« UEFA Mafia » : L’OM sanctionné pour son tifo « offensant » en Ligue Europa Conférence

Publié le 9 juin 2022 à 14:31
Abaca
L’Olympique de Marseille a écopé d’une grosse amende assortie d’un match à huis clos avec sursis pour avoir déployé une banderole "offensante" contre l’UEFA, lors des demi-finales de Ligue Europa Conférence contre le Feyenoord.

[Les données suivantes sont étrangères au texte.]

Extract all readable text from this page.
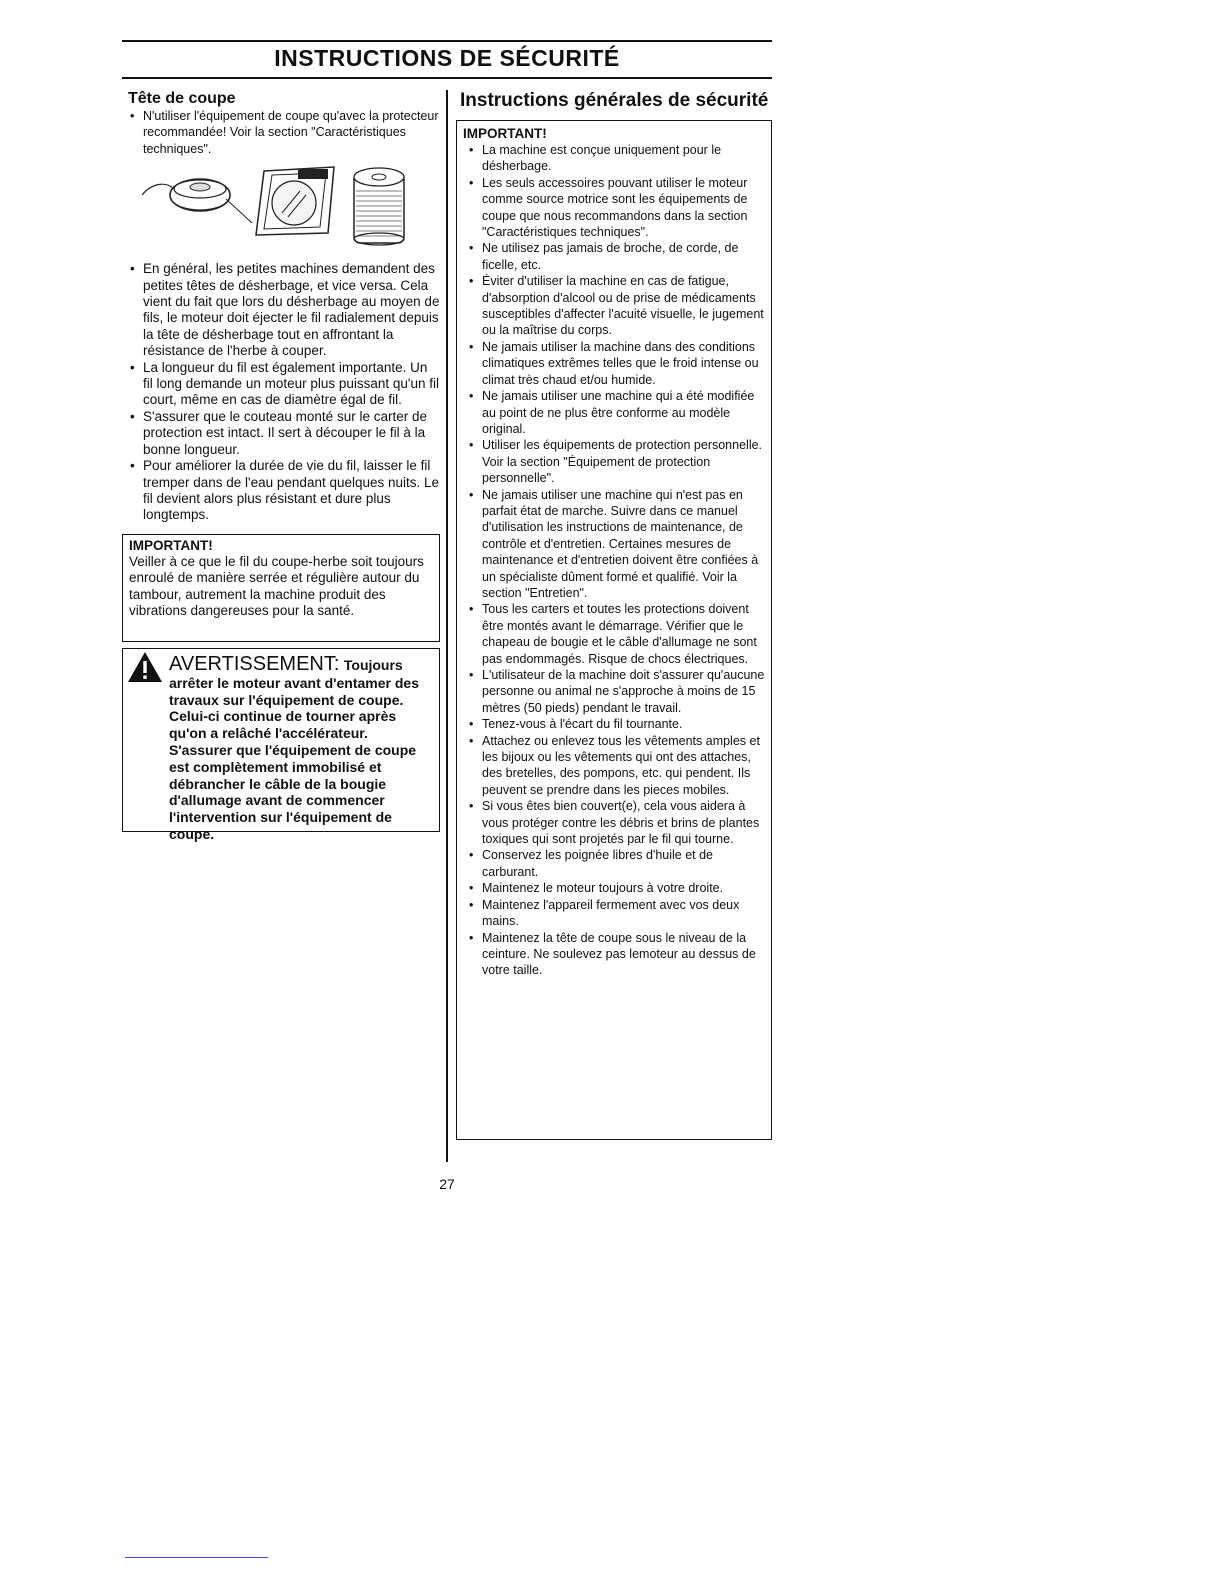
INSTRUCTIONS DE SÉCURITÉ
Tête de coupe
• N'utiliser l'équipement de coupe qu'avec la protecteur recommandée! Voir la section "Caractéristiques techniques".
• En général, les petites machines demandent des petites têtes de désherbage, et vice versa. Cela vient du fait que lors du désherbage au moyen de fils, le moteur doit éjecter le fil radialement depuis la tête de désherbage tout en affrontant la résistance de l'herbe à couper.
• La longueur du fil est également importante. Un fil long demande un moteur plus puissant qu'un fil court, même en cas de diamètre égal de fil.
• S'assurer que le couteau monté sur le carter de protection est intact. Il sert à découper le fil à la bonne longueur.
• Pour améliorer la durée de vie du fil, laisser le fil tremper dans de l'eau pendant quelques nuits. Le fil devient alors plus résistant et dure plus longtemps.
IMPORTANT!
Veiller à ce que le fil du coupe-herbe soit toujours enroulé de manière serrée et régulière autour du tambour, autrement la machine produit des vibrations dangereuses pour la santé.
AVERTISSEMENT: Toujours
arrêter le moteur avant d'entamer des travaux sur l'équipement de coupe. Celui-ci continue de tourner après qu'on a relâché l'accélérateur. S'assurer que l'équipement de coupe est complètement immobilisé et débrancher le câble de la bougie d'allumage avant de commencer l'intervention sur l'équipement de coupe.
Instructions générales de sécurité
IMPORTANT!
• La machine est conçue uniquement pour le désherbage.
• Les seuls accessoires pouvant utiliser le moteur comme source motrice sont les équipements de coupe que nous recommandons dans la section "Caractéristiques techniques".
• Ne utilisez pas jamais de broche, de corde, de ficelle, etc.
• Éviter d'utiliser la machine en cas de fatigue, d'absorption d'alcool ou de prise de médicaments susceptibles d'affecter l'acuité visuelle, le jugement ou la maîtrise du corps.
• Ne jamais utiliser la machine dans des conditions climatiques extrêmes telles que le froid intense ou climat très chaud et/ou humide.
• Ne jamais utiliser une machine qui a été modifiée au point de ne plus être conforme au modèle original.
• Utiliser les équipements de protection personnelle. Voir la section "Équipement de protection personnelle".
• Ne jamais utiliser une machine qui n'est pas en parfait état de marche. Suivre dans ce manuel d'utilisation les instructions de maintenance, de contrôle et d'entretien. Certaines mesures de maintenance et d'entretien doivent être confiées à un spécialiste dûment formé et qualifié. Voir la section "Entretien".
• Tous les carters et toutes les protections doivent être montés avant le démarrage. Vérifier que le chapeau de bougie et le câble d'allumage ne sont pas endommagés. Risque de chocs électriques.
• L'utilisateur de la machine doit s'assurer qu'aucune personne ou animal ne s'approche à moins de 15 mètres (50 pieds) pendant le travail.
• Tenez-vous à l'écart du fil tournante.
• Attachez ou enlevez tous les vêtements amples et les bijoux ou les vêtements qui ont des attaches, des bretelles, des pompons, etc. qui pendent. Ils peuvent se prendre dans les pieces mobiles.
• Si vous êtes bien couvert(e), cela vous aidera à vous protéger contre les débris et brins de plantes toxiques qui sont projetés par le fil qui tourne.
• Conservez les poignée libres d'huile et de carburant.
• Maintenez le moteur toujours à votre droite.
• Maintenez l'appareil fermement avec vos deux mains.
• Maintenez la tête de coupe sous le niveau de la ceinture. Ne soulevez pas lemoteur au dessus de votre taille.
27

L’UEFA est rarement laxiste lorsqu’elle est attaquée. Une nouvelle fois, l’instance a fait preuve de fermeté à la suite d’une banderole considérée comme offensante, déployée au Stade Vélodrome par des supporters marseillais, lors de la demi-finale de Ligue Europa Conférence retour contre le Feyenoord Rotterdam. L’OM a été condamné à une amende de 40.000 euros, assortie d’un match à huis clos avec sursis (valable deux ans). C’est aussi pour l’usage d’engins pyrotechniques de la part de certains de ses supporters que le club a été sanctionné.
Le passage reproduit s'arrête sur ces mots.